30.36. This case warrants imposition of costs on the petitioners in
terms of the judgments of the Supreme Court in Ramrameshwari
Devi v. Nirmala Devi (supra) and Maria Margarida Sequeria
Fernandes v. Erasmo Jack de Sequeria (supra), Subrata Roy Sahara
v. Union of India (supra) and of this Court in Harish Relan v.
Kaushal Kumari Relan & Ors. in RFA(OS) 162/2014 decided on 03rd
August, 2015, Punjab National Bank v. Virender Prakash, 2012 V
AD (Delhi) 373 and Padmawati v. Harijan Sewak Sangh (supra).
30.37. For the reasons discussed hereinabove, the appeal is allowed.
The Licensee's suit was not maintainable. The Trial Court had no
jurisdiction in this matter. The impugned judgment and decree are
non-est and therefore set aside. The Licensee's suit is dismissed with
costs of Rs.5,00,000/- to be paid by the Licensee to NDMC within
two months. All pending applications are disposed of.
30.38. This Court is constrained to hold that the Licensee made a false
claim, dragged the case for years by filing one application after the
other and misled the Court on law as well as facts. The Licensee did
RFA 78-2014 Page 152 of 156
not pursue the proceedings honestly before the Trial Court.
30.39. The next question that arises is as to what action should be
taken against the Licensee who has abused the process of the Court
and has indulged in frivolous litigation which is clear from the fact
that before this Court, the Licensee could not support prayer (i) of the
plaint and declaration granted by the Trial Court declaring clause 3 of
the licence deed as void. On 03rd August, 2015, the Licensee made a
statement to give up prayer (i) of the decree granted by the Trial
Court, meaning thereby, that the Licensee admitted that the impugned
judgment relating to prayer (i) was not sustainable in law. It further
implies that the Licensee had misled the Trial Court to pass an illegal
decree. The further implication is that the dropping of prayer (i),
which was the sole ground for avoiding the bar of Section 15 of the
Public Premise Act, would result in the remaining suit being clearly
barred by Section 15 of the Public Premises Act.

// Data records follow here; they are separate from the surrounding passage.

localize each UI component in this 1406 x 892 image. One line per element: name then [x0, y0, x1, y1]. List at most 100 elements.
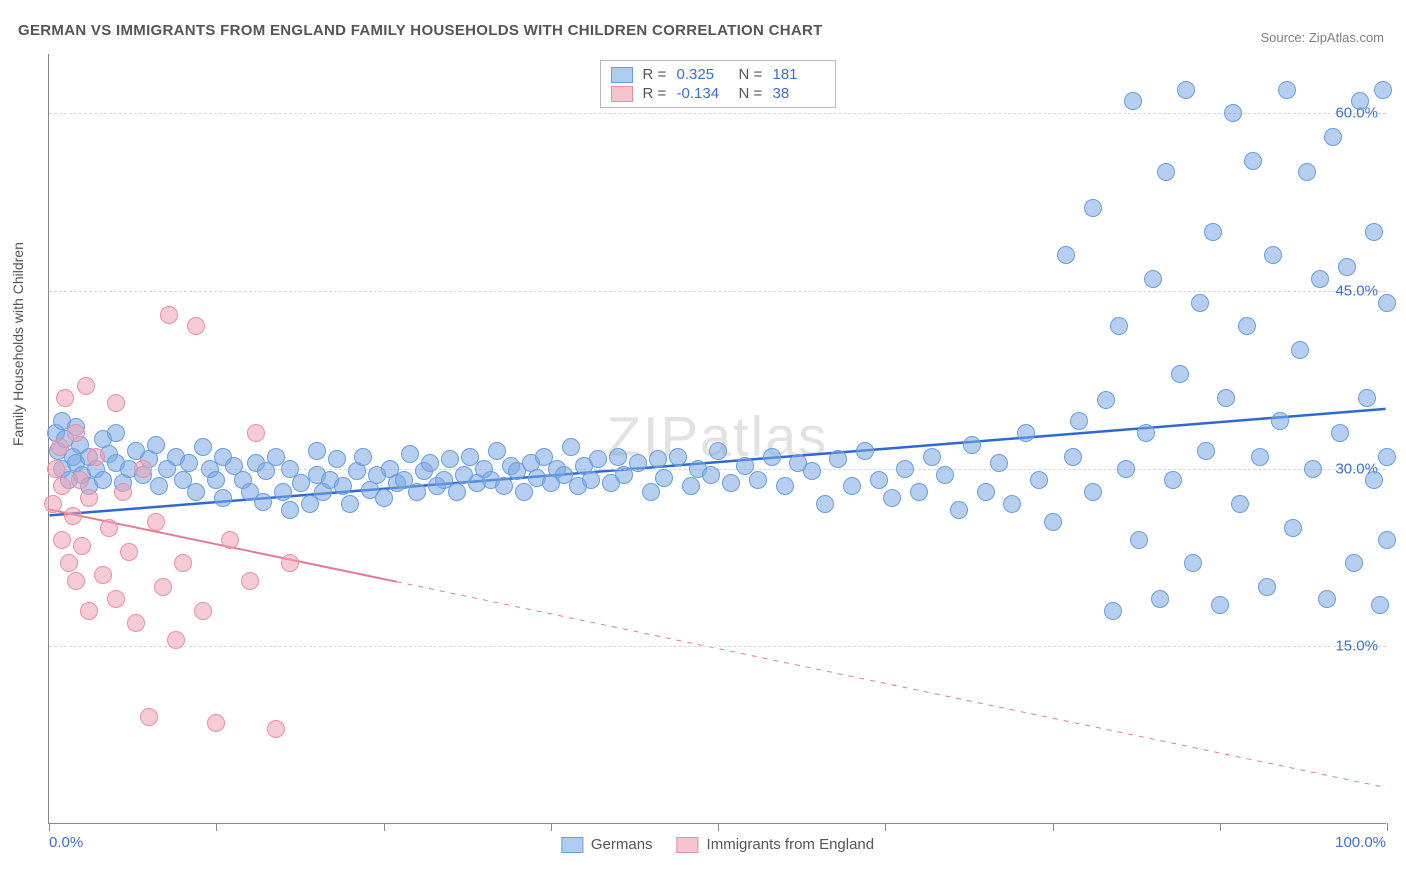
scatter-point-immigrants-england	[77, 377, 95, 395]
scatter-point-germans	[1130, 531, 1148, 549]
scatter-point-immigrants-england	[134, 460, 152, 478]
scatter-point-germans	[1311, 270, 1329, 288]
scatter-point-germans	[150, 477, 168, 495]
scatter-point-immigrants-england	[94, 566, 112, 584]
scatter-point-germans	[1278, 81, 1296, 99]
scatter-point-germans	[180, 454, 198, 472]
scatter-point-germans	[702, 466, 720, 484]
scatter-point-germans	[1345, 554, 1363, 572]
scatter-point-germans	[709, 442, 727, 460]
scatter-point-germans	[375, 489, 393, 507]
scatter-point-germans	[1017, 424, 1035, 442]
scatter-point-germans	[94, 471, 112, 489]
legend-swatch	[677, 837, 699, 853]
scatter-point-germans	[1070, 412, 1088, 430]
scatter-point-germans	[763, 448, 781, 466]
scatter-point-germans	[923, 448, 941, 466]
scatter-point-immigrants-england	[73, 537, 91, 555]
scatter-point-germans	[1238, 317, 1256, 335]
scatter-point-immigrants-england	[107, 394, 125, 412]
scatter-point-germans	[308, 442, 326, 460]
scatter-point-germans	[776, 477, 794, 495]
scatter-point-immigrants-england	[267, 720, 285, 738]
scatter-point-germans	[1231, 495, 1249, 513]
x-tick	[718, 823, 719, 831]
legend-correlation-row: R =0.325N =181	[611, 65, 825, 84]
scatter-point-immigrants-england	[160, 306, 178, 324]
scatter-point-germans	[1084, 483, 1102, 501]
scatter-point-germans	[1358, 389, 1376, 407]
scatter-point-germans	[1304, 460, 1322, 478]
legend-n-value: 38	[773, 85, 825, 102]
scatter-point-germans	[1030, 471, 1048, 489]
scatter-point-germans	[589, 450, 607, 468]
scatter-point-immigrants-england	[44, 495, 62, 513]
scatter-point-germans	[1097, 391, 1115, 409]
legend-swatch	[561, 837, 583, 853]
scatter-point-germans	[562, 438, 580, 456]
legend-r-label: R =	[643, 85, 667, 102]
legend-swatch	[611, 86, 633, 102]
scatter-point-germans	[1378, 448, 1396, 466]
scatter-point-germans	[1144, 270, 1162, 288]
scatter-point-germans	[1191, 294, 1209, 312]
scatter-point-germans	[1351, 92, 1369, 110]
scatter-point-immigrants-england	[187, 317, 205, 335]
scatter-point-germans	[1151, 590, 1169, 608]
scatter-point-germans	[1110, 317, 1128, 335]
scatter-point-germans	[421, 454, 439, 472]
scatter-point-germans	[408, 483, 426, 501]
scatter-point-germans	[354, 448, 372, 466]
x-tick	[1220, 823, 1221, 831]
scatter-point-germans	[1264, 246, 1282, 264]
scatter-point-immigrants-england	[51, 438, 69, 456]
scatter-point-germans	[187, 483, 205, 501]
legend-n-value: 181	[773, 66, 825, 83]
y-tick-label: 15.0%	[1335, 638, 1378, 655]
scatter-point-immigrants-england	[53, 531, 71, 549]
gridline-h	[49, 646, 1386, 647]
scatter-point-germans	[1157, 163, 1175, 181]
scatter-point-immigrants-england	[147, 513, 165, 531]
scatter-point-immigrants-england	[67, 424, 85, 442]
legend-series-label: Immigrants from England	[707, 836, 875, 853]
scatter-point-immigrants-england	[281, 554, 299, 572]
legend-series: GermansImmigrants from England	[561, 836, 874, 853]
scatter-point-immigrants-england	[67, 572, 85, 590]
scatter-point-immigrants-england	[207, 714, 225, 732]
scatter-point-germans	[147, 436, 165, 454]
scatter-point-germans	[682, 477, 700, 495]
scatter-point-immigrants-england	[174, 554, 192, 572]
legend-r-value: -0.134	[677, 85, 729, 102]
scatter-point-germans	[401, 445, 419, 463]
scatter-point-immigrants-england	[60, 554, 78, 572]
x-tick	[885, 823, 886, 831]
scatter-point-germans	[1164, 471, 1182, 489]
scatter-point-germans	[1324, 128, 1342, 146]
scatter-point-germans	[441, 450, 459, 468]
scatter-point-immigrants-england	[80, 489, 98, 507]
scatter-point-germans	[281, 501, 299, 519]
scatter-point-germans	[488, 442, 506, 460]
scatter-point-immigrants-england	[221, 531, 239, 549]
scatter-point-immigrants-england	[241, 572, 259, 590]
scatter-point-germans	[1378, 531, 1396, 549]
scatter-point-germans	[1291, 341, 1309, 359]
scatter-point-germans	[448, 483, 466, 501]
x-tick	[1387, 823, 1388, 831]
x-tick	[49, 823, 50, 831]
scatter-point-immigrants-england	[100, 519, 118, 537]
scatter-point-immigrants-england	[71, 471, 89, 489]
scatter-point-germans	[328, 450, 346, 468]
scatter-point-immigrants-england	[53, 477, 71, 495]
scatter-point-germans	[910, 483, 928, 501]
scatter-point-germans	[1184, 554, 1202, 572]
scatter-point-germans	[1084, 199, 1102, 217]
scatter-point-germans	[990, 454, 1008, 472]
scatter-point-germans	[1258, 578, 1276, 596]
legend-n-label: N =	[739, 85, 763, 102]
plot-area: ZIPatlas R =0.325N =181R =-0.134N =38 0.…	[48, 54, 1386, 824]
scatter-point-germans	[1104, 602, 1122, 620]
scatter-point-germans	[1298, 163, 1316, 181]
scatter-point-germans	[341, 495, 359, 513]
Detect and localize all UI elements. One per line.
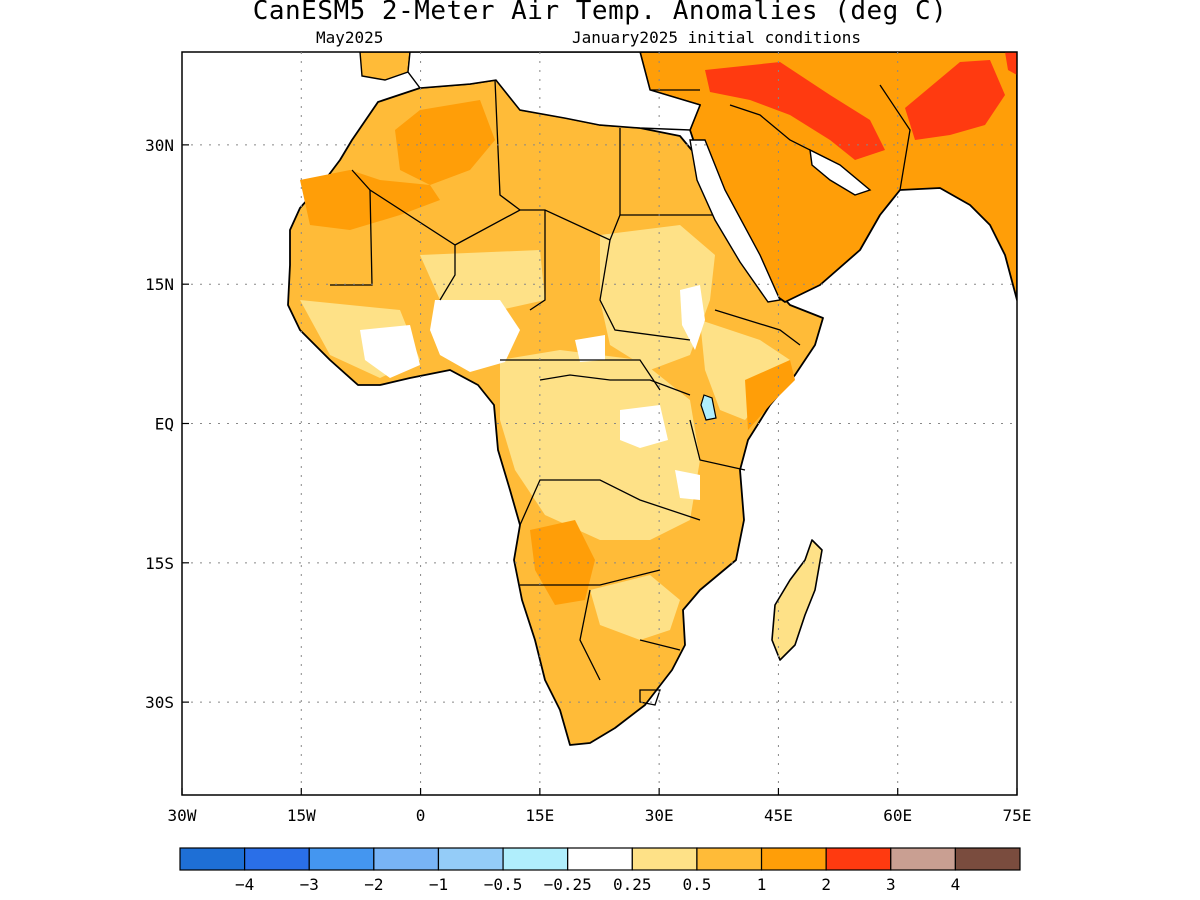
anomaly-2-3 xyxy=(705,52,1017,160)
colorbar xyxy=(179,847,1021,871)
colorbar-swatch xyxy=(308,847,375,871)
lon-tick-label: 15E xyxy=(525,806,554,825)
colorbar-label: 1 xyxy=(757,875,767,894)
longitude-axis: 30W 15W 0 15E 30E 45E 60E 75E xyxy=(168,788,1032,825)
persian-gulf xyxy=(809,148,872,196)
lake-victoria-anomaly xyxy=(700,394,717,421)
europe-landmass xyxy=(359,52,411,81)
latitude-axis: 30N 15N EQ 15S 30S xyxy=(145,136,189,712)
colorbar-label: −2 xyxy=(364,875,383,894)
initial-conditions: January2025 initial conditions xyxy=(572,28,861,47)
colorbar-swatch xyxy=(567,847,633,871)
lon-tick-label: 30E xyxy=(645,806,674,825)
lon-tick-label: 15W xyxy=(287,806,316,825)
colorbar-label: 3 xyxy=(886,875,896,894)
madagascar xyxy=(771,539,823,661)
colorbar-label: 4 xyxy=(951,875,961,894)
forecast-month: May2025 xyxy=(316,28,384,47)
lat-tick-label: 15S xyxy=(145,554,174,573)
red-sea xyxy=(689,139,782,303)
colorbar-swatch xyxy=(825,847,892,871)
colorbar-label: −3 xyxy=(300,875,319,894)
lat-tick-label: 15N xyxy=(145,275,174,294)
lat-tick-label: 30N xyxy=(145,136,174,155)
colorbar-label: 2 xyxy=(821,875,831,894)
lon-tick-label: 45E xyxy=(764,806,793,825)
colorbar-label: 0.5 xyxy=(682,875,711,894)
colorbar-swatch xyxy=(890,847,956,871)
colorbar-swatch xyxy=(631,847,698,871)
anomaly-near-zero xyxy=(360,285,705,500)
colorbar-label: −0.25 xyxy=(544,875,592,894)
lat-tick-label: 30S xyxy=(145,693,174,712)
colorbar-label: −4 xyxy=(235,875,254,894)
lon-tick-label: 30W xyxy=(168,806,197,825)
colorbar-swatch xyxy=(244,847,310,871)
colorbar-swatch xyxy=(954,847,1021,871)
mediterranean xyxy=(407,52,701,131)
colorbar-swatch xyxy=(696,847,763,871)
colorbar-label: 0.25 xyxy=(613,875,652,894)
colorbar-swatch xyxy=(437,847,504,871)
map-title: CanESM5 2-Meter Air Temp. Anomalies (deg… xyxy=(252,0,948,26)
colorbar-swatch xyxy=(760,847,827,871)
lon-tick-label: 60E xyxy=(883,806,912,825)
colorbar-label: −1 xyxy=(429,875,448,894)
colorbar-label: −0.5 xyxy=(484,875,523,894)
colorbar-swatch xyxy=(373,847,440,871)
lon-tick-label: 75E xyxy=(1003,806,1032,825)
colorbar-swatch xyxy=(502,847,569,871)
colorbar-swatch xyxy=(179,847,246,871)
colorbar-labels: −4 −3 −2 −1 −0.5 −0.25 0.25 0.5 1 2 3 4 xyxy=(235,875,960,894)
anomaly-025-05 xyxy=(300,225,790,640)
lon-tick-label: 0 xyxy=(416,806,426,825)
lat-tick-label: EQ xyxy=(155,415,174,434)
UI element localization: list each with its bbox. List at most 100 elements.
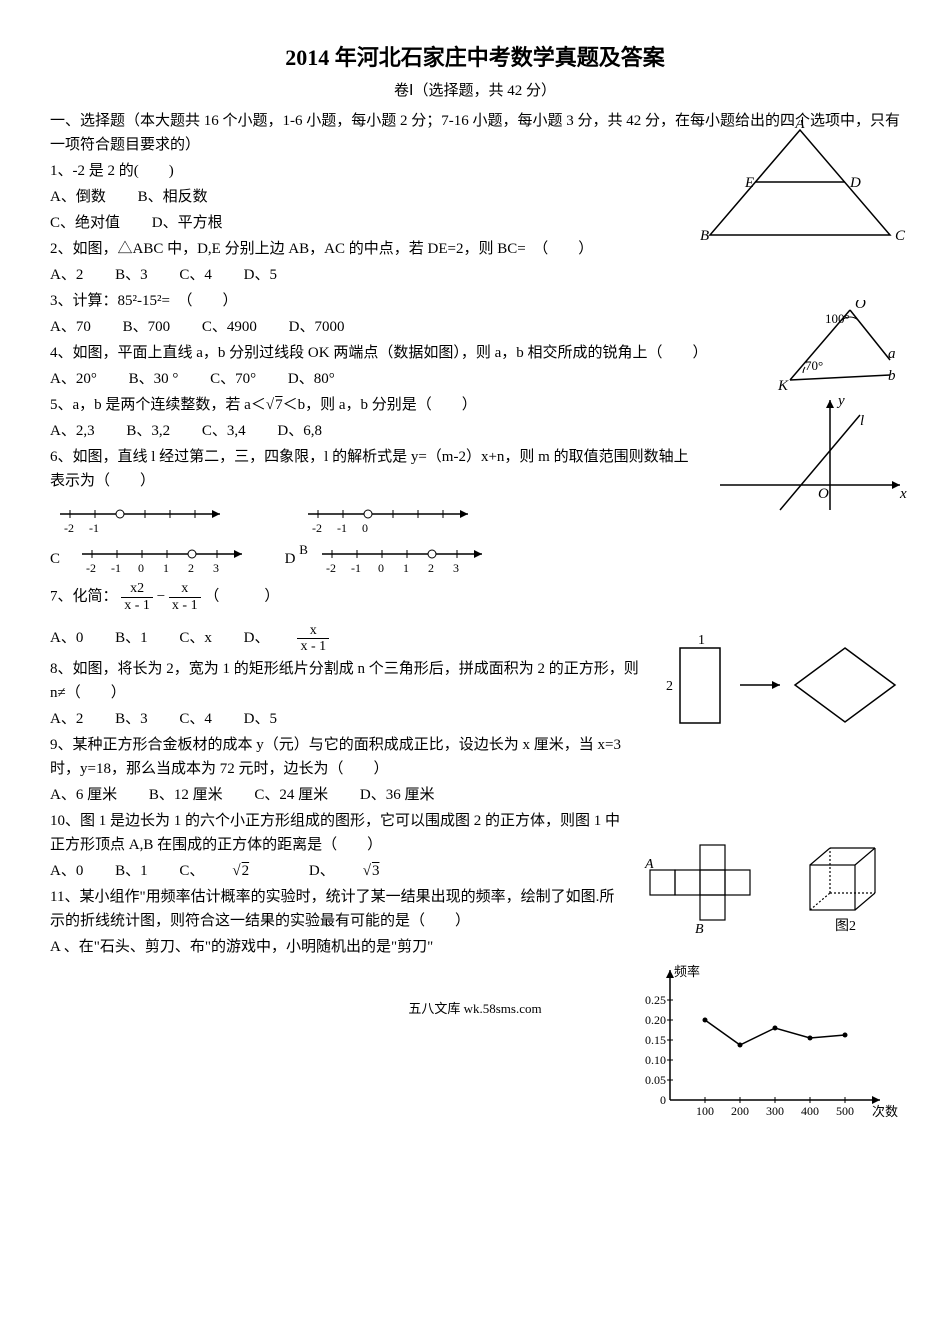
q3-C: C、4900 [202,319,257,335]
q4-D: D、80° [288,371,335,387]
q9-C: C、24 厘米 [254,787,328,803]
fig4-O: O [855,300,866,312]
q8: 8、如图，将长为 2，宽为 1 的矩形纸片分割成 n 个三角形后，拼成面积为 2… [50,657,900,705]
q7-C: C、x [179,630,212,646]
page: 2014 年河北石家庄中考数学真题及答案 卷Ⅰ（选择题，共 42 分） 一、选择… [50,40,900,1020]
q3-B: B、700 [123,319,171,335]
q7-frac2: xx - 1 [169,581,201,613]
numline-A: -2 -1 [50,499,230,539]
svg-text:0.05: 0.05 [645,1073,666,1087]
q8-A: A、2 [50,711,83,727]
numlines-row2: C -2 -1 0 1 2 3 D B -2 -1 0 1 2 3 [50,539,900,579]
q9-B: B、12 厘米 [149,787,223,803]
q11-A: A 、在"石头、剪刀、布"的游戏中，小明随机出的是"剪刀" [50,935,900,959]
q6-stem: 6、如图，直线 l 经过第二，三，四象限，l 的解析式是 y=（m-2）x+n，… [50,449,689,489]
svg-text:200: 200 [731,1104,749,1118]
fig-triangle: A E D B C [690,120,910,250]
q3-A: A、70 [50,319,91,335]
q4-stem: 4、如图，平面上直线 a，b 分别过线段 OK 两端点（数据如图），则 a，b … [50,345,708,361]
fig6-y: y [836,393,845,409]
fig2-D: D [849,175,861,191]
svg-text:-1: -1 [351,561,361,575]
q2-A: A、2 [50,267,83,283]
q2-opts: A、2 B、3 C、4 D、5 [50,263,900,287]
numline-D-label: D [256,547,296,571]
svg-text:0: 0 [378,561,384,575]
fig-freq-chart: 频率 次数 0 0.05 0.10 0.15 0.20 0.25 100 200… [630,960,900,1130]
q8-stem: 8、如图，将长为 2，宽为 1 的矩形纸片分割成 n 个三角形后，拼成面积为 2… [50,661,639,701]
q2-C: C、4 [179,267,212,283]
numline-C: -2 -1 0 1 2 3 [72,539,252,579]
q2-B: B、3 [115,267,148,283]
q7-frac1: x2x - 1 [121,581,153,613]
q5-post: ＜b，则 a，b 分别是（ ） [283,397,477,413]
q11-stem: 11、某小组作"用频率估计概率的实验时，统计了某一结果出现的频率，绘制了如图.所… [50,889,614,929]
q10-B: B、1 [115,863,148,879]
numline-B-top: -2 -1 0 [298,499,478,539]
q8-D: D、5 [244,711,277,727]
q5-D: D、6,8 [277,423,322,439]
svg-text:-2: -2 [64,521,74,535]
q9-D: D、36 厘米 [360,787,435,803]
q11: 11、某小组作"用频率估计概率的实验时，统计了某一结果出现的频率，绘制了如图.所… [50,885,900,933]
fig8-w: 1 [698,633,705,648]
numline-D: -2 -1 0 1 2 3 [312,539,492,579]
title: 2014 年河北石家庄中考数学真题及答案 [50,40,900,75]
svg-text:0: 0 [138,561,144,575]
q7-B: B、1 [115,630,148,646]
fig2-E: E [744,175,754,191]
q10-stem: 10、图 1 是边长为 1 的六个小正方形组成的图形，它可以围成图 2 的正方体… [50,813,620,853]
q9-A: A、6 厘米 [50,787,117,803]
q7-D: D、xx - 1 [244,630,386,646]
q8-C: C、4 [179,711,212,727]
svg-text:500: 500 [836,1104,854,1118]
fig10-A: A [644,857,654,872]
q2-stem: 2、如图，△ABC 中，D,E 分别上边 AB，AC 的中点，若 DE=2，则 … [50,241,593,257]
fig6-l: l [860,413,864,429]
q2-D: D、5 [244,267,277,283]
q10: 10、图 1 是边长为 1 的六个小正方形组成的图形，它可以围成图 2 的正方体… [50,809,900,857]
svg-text:-2: -2 [326,561,336,575]
q7-A: A、0 [50,630,83,646]
q7-post: （ ） [204,589,279,605]
q3-stem: 3、计算：85²-15²= （ ） [50,293,237,309]
svg-text:2: 2 [188,561,194,575]
svg-text:3: 3 [453,561,459,575]
q1-C: C、绝对值 [50,215,120,231]
svg-text:0: 0 [660,1093,666,1107]
svg-text:-2: -2 [312,521,322,535]
svg-text:-1: -1 [89,521,99,535]
fig11-xlab: 次数 [872,1104,898,1119]
q5-C: C、3,4 [202,423,246,439]
svg-text:2: 2 [428,561,434,575]
fig6-x: x [899,486,907,502]
q9-opts: A、6 厘米 B、12 厘米 C、24 厘米 D、36 厘米 [50,783,900,807]
q9: 9、某种正方形合金板材的成本 y（元）与它的面积成成正比，设边长为 x 厘米，当… [50,733,900,781]
svg-text:0.25: 0.25 [645,993,666,1007]
q2: 2、如图，△ABC 中，D,E 分别上边 AB，AC 的中点，若 DE=2，则 … [50,237,900,261]
q7: 7、化简： x2x - 1 − xx - 1 （ ） [50,581,900,613]
q8-B: B、3 [115,711,148,727]
svg-text:0: 0 [362,521,368,535]
numline-C-label: C [50,547,68,571]
subtitle: 卷Ⅰ（选择题，共 42 分） [50,79,900,103]
q6: 6、如图，直线 l 经过第二，三，四象限，l 的解析式是 y=（m-2）x+n，… [50,445,900,493]
svg-text:300: 300 [766,1104,784,1118]
q5-rad: 7 [274,397,283,413]
q7-pre: 7、化简： [50,589,118,605]
q4-A: A、20° [50,371,97,387]
q10-C: C、√2 [179,863,277,879]
q9-stem: 9、某种正方形合金板材的成本 y（元）与它的面积成成正比，设边长为 x 厘米，当… [50,737,621,777]
q10-D: D、√3 [309,863,408,879]
svg-text:-1: -1 [111,561,121,575]
svg-text:-2: -2 [86,561,96,575]
svg-text:-1: -1 [337,521,347,535]
q4-C: C、70° [210,371,256,387]
q5-pre: 5、a，b 是两个连续整数，若 a＜ [50,397,266,413]
q4: 4、如图，平面上直线 a，b 分别过线段 OK 两端点（数据如图），则 a，b … [50,341,900,365]
q10-A: A、0 [50,863,83,879]
numline-B-label: B [299,540,308,561]
svg-text:3: 3 [213,561,219,575]
q5-A: A、2,3 [50,423,95,439]
q1-D: D、平方根 [152,215,223,231]
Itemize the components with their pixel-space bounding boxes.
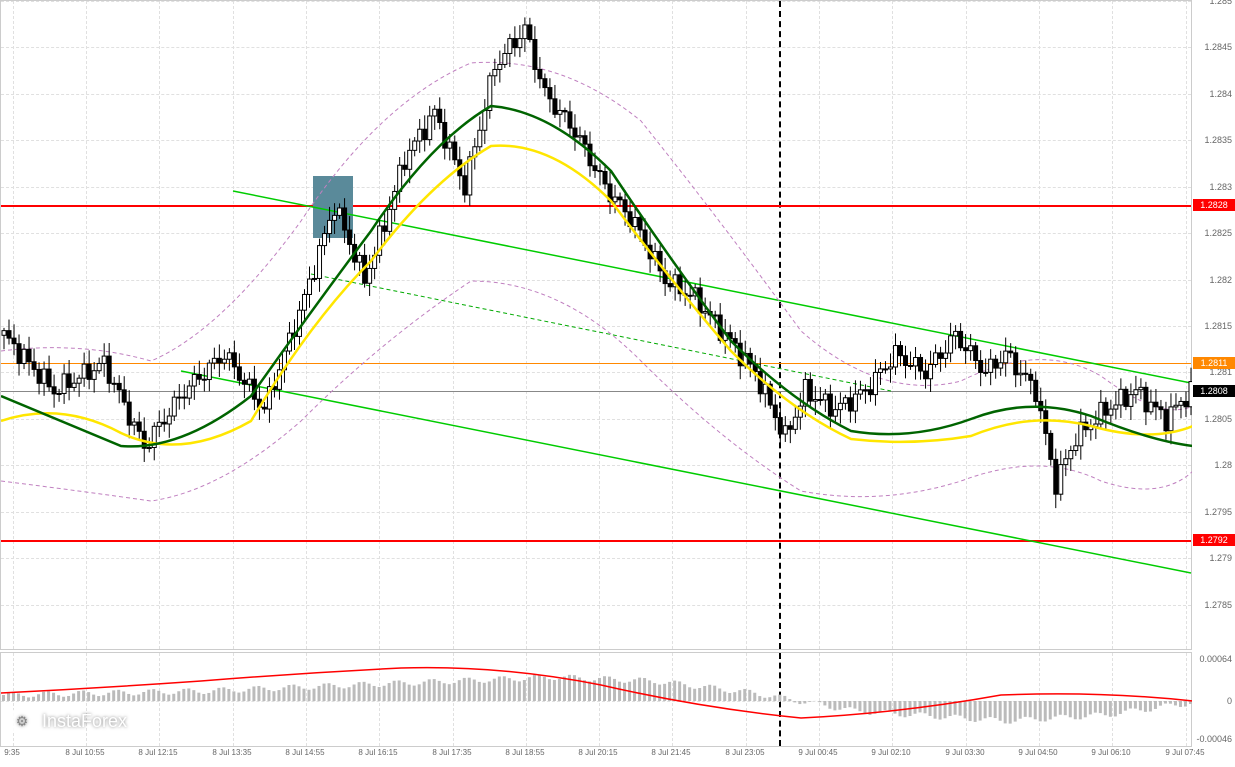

30.40. This Court strongly deprecates the manner in which the
successive applications were filed just to delay the hearing of the suit.
By filing one application after the other before the Trial Court, the
Licensee succeeded in enjoying the possession of the premises for the
last more than 18 years after the termination of the licence without
paying the licence fee in terms of the licence deed. About 170
hearings took place in the suit filed by the Licensee.
30.41. The Licensee has no respect for truth and has polluted the pure
fountain of justice with tainted hands. The Licensee has played tricks
by delaying the proceedings before the Trial Court for more than 18
years. The Licensee has interfered with the administration of justice.